Dopo la nascita del governo Draghi al controllo sulla legittimità costituzionale degli statuti dei gruppi parlamentari (specie di quello del M5s): tutte vicende in cui i Presidenti hanno sempre puntualmente evidenziato un approccio ora troppo, ora troppo poco formalistico denotando la loro incapacità di cogliere la dimensione politico-istituzionale del problema per mancanza di esperienza parlamentare e di sensibilità politico-istituzionale. Una mancanza di sensibilità istituzionale di cui l’opinione pubblica si è potuta plasticamente rendere conto vedendo il presidente del Senato armeggiare con il proprio cellulare con olimpica indifferenza rispetto allo scrutinio delle schede in corso per l’elezione del presidente della Repubblica.

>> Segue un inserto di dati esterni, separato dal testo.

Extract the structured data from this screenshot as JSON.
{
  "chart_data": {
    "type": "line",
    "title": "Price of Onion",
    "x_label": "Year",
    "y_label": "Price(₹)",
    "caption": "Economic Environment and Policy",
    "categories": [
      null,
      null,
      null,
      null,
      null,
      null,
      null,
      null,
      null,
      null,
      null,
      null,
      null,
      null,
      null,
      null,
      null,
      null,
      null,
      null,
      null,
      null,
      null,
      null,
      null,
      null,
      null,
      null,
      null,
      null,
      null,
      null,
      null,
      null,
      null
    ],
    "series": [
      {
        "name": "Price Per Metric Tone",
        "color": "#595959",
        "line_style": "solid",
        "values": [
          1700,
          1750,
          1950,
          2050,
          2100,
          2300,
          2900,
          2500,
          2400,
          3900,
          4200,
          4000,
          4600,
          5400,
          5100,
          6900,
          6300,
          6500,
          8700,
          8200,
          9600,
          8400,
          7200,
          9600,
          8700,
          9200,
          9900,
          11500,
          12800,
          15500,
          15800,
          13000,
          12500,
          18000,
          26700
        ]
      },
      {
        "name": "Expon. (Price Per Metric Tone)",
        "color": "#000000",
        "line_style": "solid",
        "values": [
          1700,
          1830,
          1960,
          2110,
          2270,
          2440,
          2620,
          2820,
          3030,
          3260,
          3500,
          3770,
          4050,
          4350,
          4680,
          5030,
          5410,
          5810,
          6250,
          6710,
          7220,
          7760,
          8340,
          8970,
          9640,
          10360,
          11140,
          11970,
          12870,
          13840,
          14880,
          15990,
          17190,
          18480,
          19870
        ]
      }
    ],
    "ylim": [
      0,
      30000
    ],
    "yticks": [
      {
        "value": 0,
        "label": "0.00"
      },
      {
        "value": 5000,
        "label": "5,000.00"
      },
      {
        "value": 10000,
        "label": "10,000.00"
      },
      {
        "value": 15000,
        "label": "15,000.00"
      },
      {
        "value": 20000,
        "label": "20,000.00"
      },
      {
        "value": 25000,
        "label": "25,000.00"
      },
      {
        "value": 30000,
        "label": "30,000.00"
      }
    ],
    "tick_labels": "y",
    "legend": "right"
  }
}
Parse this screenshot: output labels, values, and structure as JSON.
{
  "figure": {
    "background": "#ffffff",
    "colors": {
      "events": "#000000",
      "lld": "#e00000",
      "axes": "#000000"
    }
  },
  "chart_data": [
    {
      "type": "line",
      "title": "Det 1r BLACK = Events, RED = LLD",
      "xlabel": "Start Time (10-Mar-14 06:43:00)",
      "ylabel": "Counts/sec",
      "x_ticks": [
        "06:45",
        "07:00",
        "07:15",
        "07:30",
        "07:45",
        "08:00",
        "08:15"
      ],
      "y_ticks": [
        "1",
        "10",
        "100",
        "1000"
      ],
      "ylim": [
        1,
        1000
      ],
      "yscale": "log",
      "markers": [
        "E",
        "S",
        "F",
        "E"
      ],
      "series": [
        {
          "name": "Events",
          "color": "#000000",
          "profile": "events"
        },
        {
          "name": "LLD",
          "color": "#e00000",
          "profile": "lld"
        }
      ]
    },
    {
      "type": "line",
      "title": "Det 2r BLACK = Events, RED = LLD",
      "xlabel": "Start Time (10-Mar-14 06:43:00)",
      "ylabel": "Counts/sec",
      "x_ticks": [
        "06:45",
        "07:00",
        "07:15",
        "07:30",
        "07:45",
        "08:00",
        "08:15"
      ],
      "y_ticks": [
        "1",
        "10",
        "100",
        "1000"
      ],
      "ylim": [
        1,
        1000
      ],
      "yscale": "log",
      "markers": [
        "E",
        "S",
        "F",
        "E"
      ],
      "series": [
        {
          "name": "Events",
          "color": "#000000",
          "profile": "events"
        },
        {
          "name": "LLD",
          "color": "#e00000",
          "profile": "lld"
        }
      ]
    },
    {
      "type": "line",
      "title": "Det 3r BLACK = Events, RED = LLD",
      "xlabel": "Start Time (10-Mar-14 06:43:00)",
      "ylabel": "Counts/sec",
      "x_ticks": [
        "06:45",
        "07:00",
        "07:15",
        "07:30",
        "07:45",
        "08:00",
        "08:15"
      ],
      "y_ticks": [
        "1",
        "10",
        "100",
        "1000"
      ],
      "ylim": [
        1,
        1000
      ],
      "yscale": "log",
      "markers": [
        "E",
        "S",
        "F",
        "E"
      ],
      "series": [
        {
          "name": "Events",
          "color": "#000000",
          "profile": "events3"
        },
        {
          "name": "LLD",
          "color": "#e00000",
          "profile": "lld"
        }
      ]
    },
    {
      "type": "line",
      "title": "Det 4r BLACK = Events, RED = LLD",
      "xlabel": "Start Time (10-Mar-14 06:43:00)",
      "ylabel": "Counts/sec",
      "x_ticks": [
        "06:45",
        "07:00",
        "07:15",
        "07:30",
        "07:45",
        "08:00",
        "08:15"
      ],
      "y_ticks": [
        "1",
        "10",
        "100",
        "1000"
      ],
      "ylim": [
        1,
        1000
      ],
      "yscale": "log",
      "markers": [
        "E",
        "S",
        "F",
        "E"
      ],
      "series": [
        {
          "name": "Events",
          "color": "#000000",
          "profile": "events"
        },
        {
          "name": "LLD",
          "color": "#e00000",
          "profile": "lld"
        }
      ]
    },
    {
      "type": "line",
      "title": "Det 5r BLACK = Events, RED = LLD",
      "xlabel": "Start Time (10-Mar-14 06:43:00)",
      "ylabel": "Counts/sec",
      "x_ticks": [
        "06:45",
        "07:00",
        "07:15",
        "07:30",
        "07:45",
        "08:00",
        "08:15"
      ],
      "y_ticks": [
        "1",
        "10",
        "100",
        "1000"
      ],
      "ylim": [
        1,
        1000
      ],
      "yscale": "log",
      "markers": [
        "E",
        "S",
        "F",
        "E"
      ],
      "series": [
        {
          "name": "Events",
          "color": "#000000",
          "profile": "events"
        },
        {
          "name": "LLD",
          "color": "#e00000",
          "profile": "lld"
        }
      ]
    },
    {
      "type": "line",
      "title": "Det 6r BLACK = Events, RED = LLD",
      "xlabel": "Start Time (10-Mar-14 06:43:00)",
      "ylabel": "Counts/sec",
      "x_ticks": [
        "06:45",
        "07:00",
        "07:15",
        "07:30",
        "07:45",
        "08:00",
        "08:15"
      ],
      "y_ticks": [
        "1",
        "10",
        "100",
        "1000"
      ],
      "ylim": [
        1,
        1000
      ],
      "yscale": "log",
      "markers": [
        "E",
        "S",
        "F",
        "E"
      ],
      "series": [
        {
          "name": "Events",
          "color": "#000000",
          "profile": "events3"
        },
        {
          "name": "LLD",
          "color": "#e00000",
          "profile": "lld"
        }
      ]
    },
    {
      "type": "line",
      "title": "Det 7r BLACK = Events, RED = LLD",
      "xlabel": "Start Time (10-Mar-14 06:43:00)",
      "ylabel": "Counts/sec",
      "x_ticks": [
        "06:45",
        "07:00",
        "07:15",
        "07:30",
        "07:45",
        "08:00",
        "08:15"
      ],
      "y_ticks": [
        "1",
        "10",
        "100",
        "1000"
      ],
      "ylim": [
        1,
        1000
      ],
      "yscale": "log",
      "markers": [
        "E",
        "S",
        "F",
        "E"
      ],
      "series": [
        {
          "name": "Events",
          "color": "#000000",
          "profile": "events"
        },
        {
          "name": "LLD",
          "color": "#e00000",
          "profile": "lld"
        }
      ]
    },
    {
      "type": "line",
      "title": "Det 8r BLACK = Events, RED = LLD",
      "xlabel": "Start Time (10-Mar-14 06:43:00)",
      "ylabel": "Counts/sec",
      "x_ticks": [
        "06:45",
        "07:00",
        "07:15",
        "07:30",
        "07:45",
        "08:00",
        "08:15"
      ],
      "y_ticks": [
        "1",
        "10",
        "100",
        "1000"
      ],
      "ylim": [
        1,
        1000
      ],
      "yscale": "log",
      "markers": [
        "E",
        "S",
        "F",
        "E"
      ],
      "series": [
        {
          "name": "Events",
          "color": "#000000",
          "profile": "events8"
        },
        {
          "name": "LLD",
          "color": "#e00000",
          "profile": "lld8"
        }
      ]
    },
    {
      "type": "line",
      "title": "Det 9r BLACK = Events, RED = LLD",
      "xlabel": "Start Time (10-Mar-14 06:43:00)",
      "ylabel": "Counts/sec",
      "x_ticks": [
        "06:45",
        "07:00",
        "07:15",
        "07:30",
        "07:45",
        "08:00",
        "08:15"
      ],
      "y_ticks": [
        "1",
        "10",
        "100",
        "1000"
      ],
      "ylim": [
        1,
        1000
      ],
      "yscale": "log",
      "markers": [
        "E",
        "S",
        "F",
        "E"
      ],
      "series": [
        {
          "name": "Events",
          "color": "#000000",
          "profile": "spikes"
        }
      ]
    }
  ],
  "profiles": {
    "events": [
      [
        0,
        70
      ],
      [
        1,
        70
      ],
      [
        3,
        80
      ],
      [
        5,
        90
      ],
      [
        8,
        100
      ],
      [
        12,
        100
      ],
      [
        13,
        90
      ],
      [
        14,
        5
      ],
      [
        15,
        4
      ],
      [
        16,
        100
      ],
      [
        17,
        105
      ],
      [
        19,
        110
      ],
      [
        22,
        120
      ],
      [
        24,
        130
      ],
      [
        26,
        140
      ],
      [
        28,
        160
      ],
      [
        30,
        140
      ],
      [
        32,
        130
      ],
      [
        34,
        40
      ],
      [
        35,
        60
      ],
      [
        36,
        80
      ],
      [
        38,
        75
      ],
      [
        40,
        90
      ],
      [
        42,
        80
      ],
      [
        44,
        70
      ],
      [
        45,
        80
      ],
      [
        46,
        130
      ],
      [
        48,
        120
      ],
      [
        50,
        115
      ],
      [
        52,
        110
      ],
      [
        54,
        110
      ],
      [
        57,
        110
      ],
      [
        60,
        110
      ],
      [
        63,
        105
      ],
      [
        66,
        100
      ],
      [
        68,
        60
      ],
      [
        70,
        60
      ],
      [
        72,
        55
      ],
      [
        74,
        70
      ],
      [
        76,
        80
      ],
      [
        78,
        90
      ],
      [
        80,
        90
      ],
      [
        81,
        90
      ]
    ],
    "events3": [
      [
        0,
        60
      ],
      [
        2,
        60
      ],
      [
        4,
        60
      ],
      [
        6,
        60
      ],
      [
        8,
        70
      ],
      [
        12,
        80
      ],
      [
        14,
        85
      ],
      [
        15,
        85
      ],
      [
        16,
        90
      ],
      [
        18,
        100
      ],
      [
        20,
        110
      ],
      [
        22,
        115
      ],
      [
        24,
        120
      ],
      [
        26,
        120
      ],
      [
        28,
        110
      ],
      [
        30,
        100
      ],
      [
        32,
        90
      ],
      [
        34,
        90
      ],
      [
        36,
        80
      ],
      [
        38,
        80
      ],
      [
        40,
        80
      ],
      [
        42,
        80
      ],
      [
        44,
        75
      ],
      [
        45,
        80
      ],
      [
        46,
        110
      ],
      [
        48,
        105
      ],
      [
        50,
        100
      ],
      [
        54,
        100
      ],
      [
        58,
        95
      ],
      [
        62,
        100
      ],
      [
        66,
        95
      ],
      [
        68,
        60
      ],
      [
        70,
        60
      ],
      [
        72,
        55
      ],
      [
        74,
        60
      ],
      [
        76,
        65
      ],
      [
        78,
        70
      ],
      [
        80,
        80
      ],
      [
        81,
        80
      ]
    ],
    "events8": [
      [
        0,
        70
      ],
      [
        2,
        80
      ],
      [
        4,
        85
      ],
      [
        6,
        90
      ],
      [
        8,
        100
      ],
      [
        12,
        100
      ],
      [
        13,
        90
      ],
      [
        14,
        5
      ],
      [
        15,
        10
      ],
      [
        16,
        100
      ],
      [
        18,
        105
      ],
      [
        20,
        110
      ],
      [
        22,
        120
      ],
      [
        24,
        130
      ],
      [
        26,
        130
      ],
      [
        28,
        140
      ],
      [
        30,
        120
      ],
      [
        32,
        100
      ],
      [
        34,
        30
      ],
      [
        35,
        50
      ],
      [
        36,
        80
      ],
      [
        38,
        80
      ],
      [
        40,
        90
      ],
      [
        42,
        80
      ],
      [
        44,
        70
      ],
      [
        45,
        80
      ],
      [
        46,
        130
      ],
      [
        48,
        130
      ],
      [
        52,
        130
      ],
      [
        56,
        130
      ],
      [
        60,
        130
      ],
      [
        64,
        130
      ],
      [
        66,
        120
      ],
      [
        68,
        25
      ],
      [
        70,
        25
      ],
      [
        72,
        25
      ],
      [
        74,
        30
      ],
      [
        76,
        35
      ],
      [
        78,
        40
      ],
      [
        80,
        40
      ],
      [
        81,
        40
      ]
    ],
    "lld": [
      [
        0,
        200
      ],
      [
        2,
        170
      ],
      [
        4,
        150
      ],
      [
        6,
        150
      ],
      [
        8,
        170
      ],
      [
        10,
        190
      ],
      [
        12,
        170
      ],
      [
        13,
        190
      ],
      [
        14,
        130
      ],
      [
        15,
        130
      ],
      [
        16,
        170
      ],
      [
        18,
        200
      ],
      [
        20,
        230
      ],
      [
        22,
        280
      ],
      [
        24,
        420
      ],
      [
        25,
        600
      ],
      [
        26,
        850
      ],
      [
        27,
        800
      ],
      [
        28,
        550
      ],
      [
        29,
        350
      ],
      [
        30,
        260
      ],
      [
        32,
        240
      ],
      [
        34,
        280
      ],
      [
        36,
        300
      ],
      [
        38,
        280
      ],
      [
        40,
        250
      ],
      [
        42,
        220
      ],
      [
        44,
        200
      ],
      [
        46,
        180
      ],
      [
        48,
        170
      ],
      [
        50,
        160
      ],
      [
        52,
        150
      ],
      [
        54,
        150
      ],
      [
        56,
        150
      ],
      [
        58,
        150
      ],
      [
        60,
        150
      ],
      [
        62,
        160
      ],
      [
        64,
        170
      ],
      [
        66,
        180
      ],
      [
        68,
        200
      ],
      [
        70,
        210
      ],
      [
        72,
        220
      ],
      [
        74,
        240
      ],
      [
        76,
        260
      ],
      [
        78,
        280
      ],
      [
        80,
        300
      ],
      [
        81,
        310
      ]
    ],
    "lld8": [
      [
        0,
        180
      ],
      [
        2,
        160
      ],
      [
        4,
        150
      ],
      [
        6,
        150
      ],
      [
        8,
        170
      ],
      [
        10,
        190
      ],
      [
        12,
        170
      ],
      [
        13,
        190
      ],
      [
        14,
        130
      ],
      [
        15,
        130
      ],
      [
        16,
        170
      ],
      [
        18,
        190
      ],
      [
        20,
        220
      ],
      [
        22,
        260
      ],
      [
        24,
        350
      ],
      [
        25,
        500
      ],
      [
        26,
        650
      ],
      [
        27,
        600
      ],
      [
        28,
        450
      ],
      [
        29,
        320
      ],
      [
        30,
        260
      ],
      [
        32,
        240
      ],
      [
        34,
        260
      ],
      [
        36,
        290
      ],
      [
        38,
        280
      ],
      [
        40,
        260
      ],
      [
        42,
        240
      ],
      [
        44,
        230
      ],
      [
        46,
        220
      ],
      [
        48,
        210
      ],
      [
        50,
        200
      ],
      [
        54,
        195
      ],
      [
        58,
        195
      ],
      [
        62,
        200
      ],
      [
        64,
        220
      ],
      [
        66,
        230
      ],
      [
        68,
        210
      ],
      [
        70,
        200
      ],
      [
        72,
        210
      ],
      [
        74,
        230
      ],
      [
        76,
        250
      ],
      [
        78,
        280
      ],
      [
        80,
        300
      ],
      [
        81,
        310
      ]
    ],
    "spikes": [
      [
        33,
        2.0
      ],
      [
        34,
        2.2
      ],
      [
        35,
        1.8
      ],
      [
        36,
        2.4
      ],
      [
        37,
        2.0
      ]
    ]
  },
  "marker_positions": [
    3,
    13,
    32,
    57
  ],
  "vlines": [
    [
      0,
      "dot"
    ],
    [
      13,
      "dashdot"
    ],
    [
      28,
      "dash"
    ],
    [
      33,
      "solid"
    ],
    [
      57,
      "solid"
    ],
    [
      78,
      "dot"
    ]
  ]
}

Ecco, se Presidenti di maggioranza debbano essere, com’è legittimo che sia, ci si fatta grazia stavolta che a quel soglio non accedano dilettanti allo sbaraglio. Il centrodestra ha tra l’altro parlamentari di lungo corso, che hanno già ricoperto le cariche di vice-presidente, di cui uno (il sen. Calderoli, se il lettore ci perdona il riferimento personale) è un profondo conoscitore del diritto parlamentare e un grandissimo esperto delle sue dinamiche, avendo peraltro offerto il suo contributo decisivo nella riforma del regolamento del Senato del 2017 e dello scorso luglio. Riforme che, guarda caso, non sono riuscite ad essere approvate invece alla Camera (da qui il pubblico elogio che ne fece il Presidente Napolitano). La legislatura che va ad iniziare sarà per molti versi tanto importante quanto ricca di incognite. Poter finalmente contare su presidenti all’altezza delle sfide che ci attendono non può che rappresentare quantomeno un rassicurante viatico.